3D printing is here, it’s neat but most importantly, it’s changing the manufacturing and delivery of goods. And even though the disruption of conventional manufacturing and delivery of goods is exciting because it will have a democratizing effect on our economy, there is an important impact on how solar power adoption is accelerated.
3D printing can produce a great deal of products from the obvious, like toys to the astounding like human organs to the critical solar panels. 3D printing is a fast growing new technology and has changed the way we produce things. The technology has been developed in such innovative ways that it can produce almost anything, from human organs to prosthetic devices to solar cells. Companies have begun printing rolls of solar conductive material. This has dramatically improved the efficiency and availability of solar power. This innovation has been supercharged, however, with the recent integration of 3D printers into the mass market.
Currently, 3D printers are become more affordable and more capable than ever before. 20 years ago a 3D printer was typically huge and cost tens of thousands of dollars. Now, there are Kickstarter campaigns for people developing 3D printers that will be available for a few hundred dollars or even cheaper. And this is only the beginning.

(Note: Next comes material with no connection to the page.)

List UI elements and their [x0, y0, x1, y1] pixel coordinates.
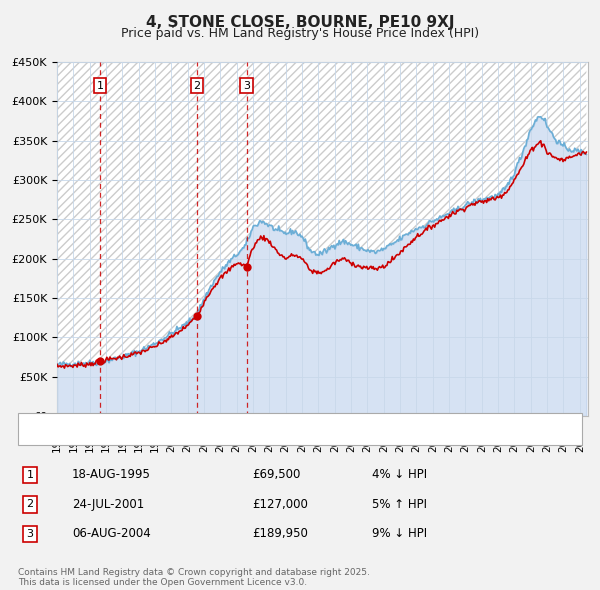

Like most technology, it will become better and less expensive as technology continues to be developed. As this happens, it will dramatically increase the availability of solar power from every practical standpoint. If solar panels can be produced in your garage for the cost of materials, eliminating transportation costs, markup, and antiquated technology, there will be an easy equation to stimulate adoption: the panels will be cheaper than a power bill.
Once this price point happens, the political corruption that has surrounded net metering will no longer matter. People will simply adopt to save the cost of their bills and if the power companies wake up to the benefit of net metering the grid, then the profitability of solar owners will happen fast and create mass incentives for further adoption.
An additional benefit is that people will be able to print more panels to increase their electricity capacity or simply to repair and maintain those their panels. This reduces the need to work with large companies and complicated financing. It also creates the opportunity for micro-grids and local economies.
For example, instead of being completely independent of a grid, neighborhoods could create micro-grids, where they provide each other electricity through printed solar panels, perhaps even a central area of production beyond the rooftops, and share the power to the area. Phone apps can track the energy need, and overflow could be distributed locally instead of returned to the grid with complicated net metering. This allows people to bypass the politics and practices of those not interested in participating with good intentions.
Ultimately, this new form of manufacturing will put the power in the hands of the people who want products, but don’t want to pay a premium for specialty items. This is truly the beginning of an exciting time.